Pourtant « Imogène MacCarthery, vieille fille au coeur large, toujours amoureuse et toujours déçue, grand amateur de la boisson nationale, a ceci de particulier qu'elle est non seulement la terreur des criminels, mais aussi celle des policiers, ainsi que de la plupart des femmes qui jalonnent sa route, jalouses de son franc-parler, de ses allures de garçon manqué, et surtout de ce grain de folie celtique qui fait d'elle une meneuse d'hommes hors pair… » mais « ce sont ses carences, ses failles, qui la rendent sympathique : sa confiance toujours renouvelée pour le genre humain, son respect quasi religieux pour son père défunt, son goût inné de la bagarre, sa susceptibilité, sa propre conviction – que personne ne partage – d'être une femme fatale dont tous les hommes, nécessairement, doivent un jour ou l'autre s'éprendre… » [Alexis Lacaye : Préface à « Exbrayat : Intégrale Les Imogène » (Le Masque)]
Malgré ses idées radicales (les rois d'Angleterre, venus du continent, ne sont en rien légitimes), elle est secrétaire à l'Intelligence Department de l'Amirauté à Londres. Sérieuse et dévouée, elle est un jour désignée pour une mission de la plus haute importance par le directeur des services secrets : apporter en Écosse les plans ultraconfidentiels du Campbell 777, un avion à réaction révolutionnaire… Et c'est le début d'une grande aventure.

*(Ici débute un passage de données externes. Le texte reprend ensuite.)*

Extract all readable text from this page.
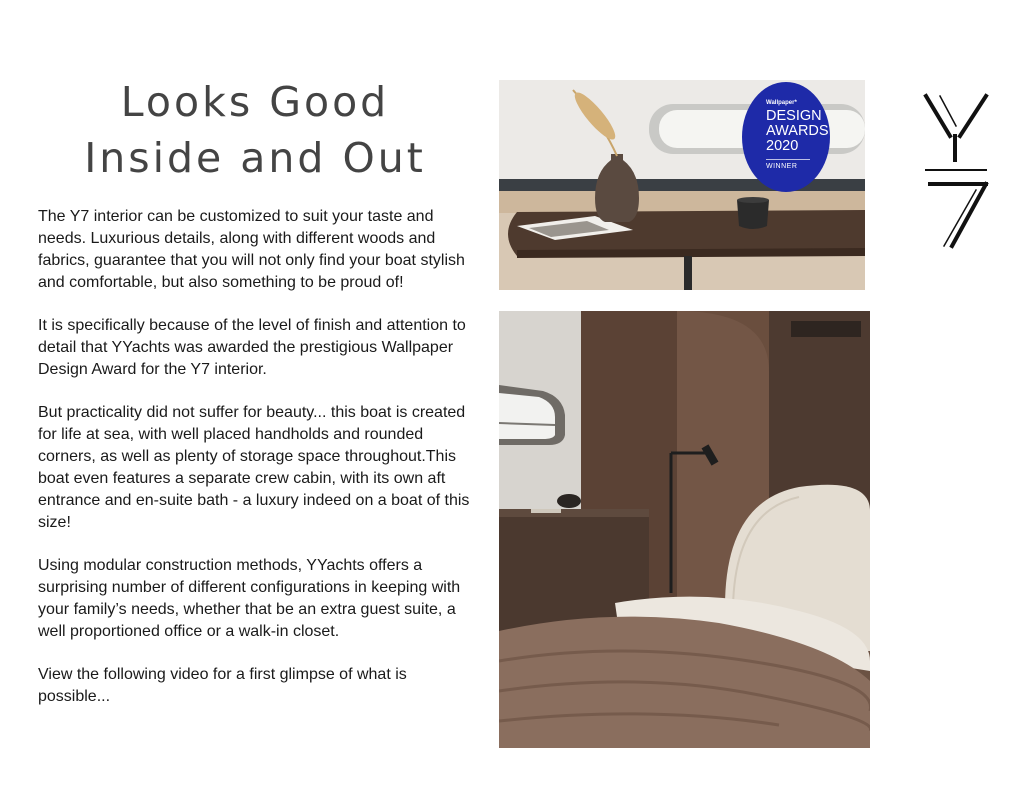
Looks Good
Inside and Out

The Y7 interior can be customized to suit your taste and needs. Luxurious details, along with different woods and fabrics, guarantee that you will not only find your boat stylish and comfortable, but also something to be proud of!

It is specifically because of the level of finish and attention to detail that YYachts was awarded the prestigious Wallpaper Design Award for the Y7 interior.

But practicality did not suffer for beauty... this boat is created for life at sea, with well placed handholds and rounded corners, as well as plenty of storage space throughout.This boat even features a separate crew cabin, with its own aft entrance and en-suite bath - a luxury indeed on a boat of this size!

Using modular construction methods, YYachts offers a surprising number of different configurations in keeping with your family’s needs, whether that be an extra guest suite, a well proportioned office or a walk-in closet.

View the following video for a first glimpse of what is possible...

Wallpaper*
DESIGN
AWARDS
2020
WINNER
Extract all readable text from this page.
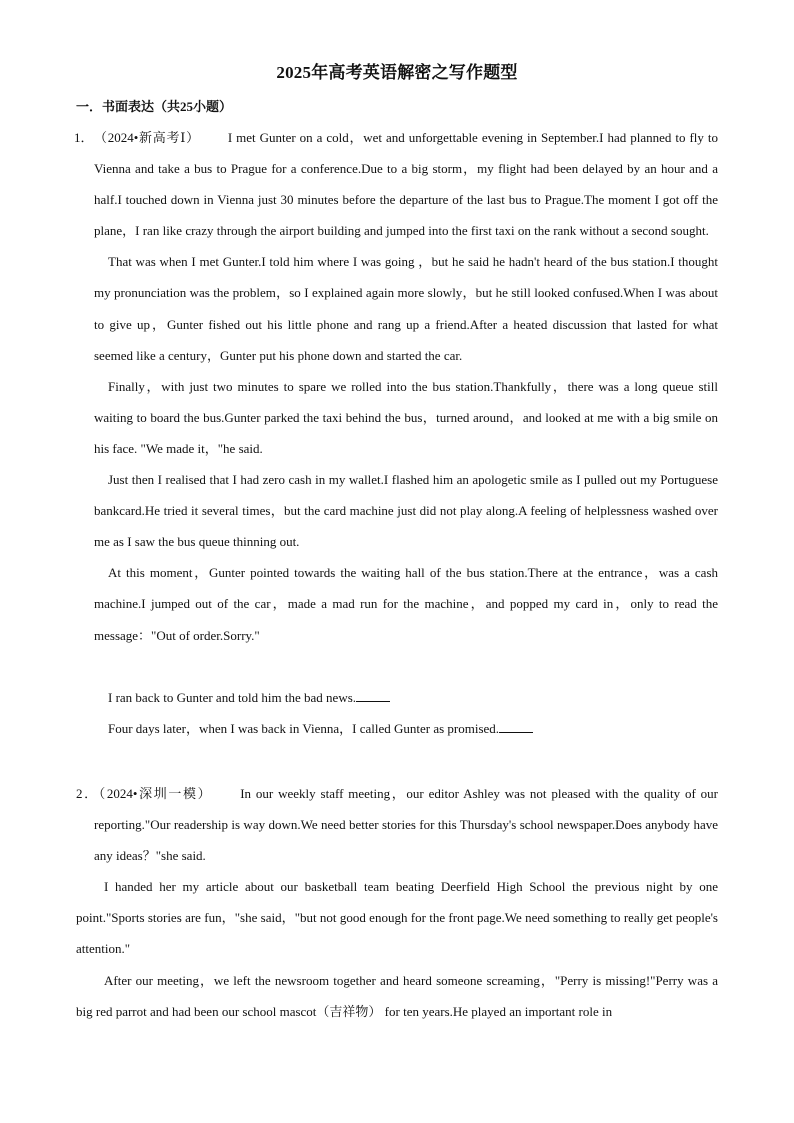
2025年高考英语解密之写作题型
一．书面表达（共25小题）
1． （2024•新高考Ⅰ） I met Gunter on a cold，wet and unforgettable evening in September.I had planned to fly to Vienna and take a bus to Prague for a conference.Due to a big storm，my flight had been delayed by an hour and a half.I touched down in Vienna just 30 minutes before the departure of the last bus to Prague.The moment I got off the plane，I ran like crazy through the airport building and jumped into the first taxi on the rank without a second sought.

That was when I met Gunter.I told him where I was going ，but he said he hadn't heard of the bus station.I thought my pronunciation was the problem，so I explained again more slowly，but he still looked confused.When I was about to give up，Gunter fished out his little phone and rang up a friend.After a heated discussion that lasted for what seemed like a century，Gunter put his phone down and started the car.

Finally，with just two minutes to spare we rolled into the bus station.Thankfully，there was a long queue still waiting to board the bus.Gunter parked the taxi behind the bus，turned around，and looked at me with a big smile on his face. "We made it，"he said.

Just then I realised that I had zero cash in my wallet.I flashed him an apologetic smile as I pulled out my Portuguese bankcard.He tried it several times，but the card machine just did not play along.A feeling of helplessness washed over me as I saw the bus queue thinning out.

At this moment，Gunter pointed towards the waiting hall of the bus station.There at the entrance，was a cash machine.I jumped out of the car，made a mad run for the machine，and popped my card in，only to read the message："Out of order.Sorry."

I ran back to Gunter and told him the bad news.

Four days later，when I was back in Vienna，I called Gunter as promised.

2．（2024•深圳一模） In our weekly staff meeting，our editor Ashley was not pleased with the quality of our reporting."Our readership is way down.We need better stories for this Thursday's school newspaper.Does anybody have any ideas？"she said.

I handed her my article about our basketball team beating Deerfield High School the previous night by one point."Sports stories are fun，"she said，"but not good enough for the front page.We need something to really get people's attention."

After our meeting，we left the newsroom together and heard someone screaming，"Perry is missing!"Perry was a big red parrot and had been our school mascot（吉祥物） for ten years.He played an important role in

La saga d'Imogène compte sept titres : «
Ne vous fâchez pas, Imogène » (1959) « Imogène et de retour » (1960), «
Encore vous, Imogène ? » (1962), «
Imogène, vous êtes impossible ! » (1963), «
Notre Imogène » (1969), «
Les Fiançailles d'Imogène » (1971), et «
Imogène et la veuve blanche » (1975).
Inutile de préciser que ces titres sont hautement recommandés à tous, y compris et surtout aux plus dépressifs, aux mal-dans-leur-peau, aux revenus-de-tout et aux pisse-vinaigres en tous genres.
Les adaptations valent ce qu'elles valent, mais sont très loin d'avoir la puissance comique de l'original. Signalons pour mémoire « Imogène » une série télévisée de 1989 avec Dominique Lavanant et
Jean Benguigui. Les adaptateurs ont cru bon de transposer l'histoire en Bretagne, pas sûr que ce soit le bon choix. Et puis « Imogène » un film de 2010 d'Alexandre Charlot et Franck Magnier, avec Catherine Frot dans le rôle titre, pas très convaincant non plus.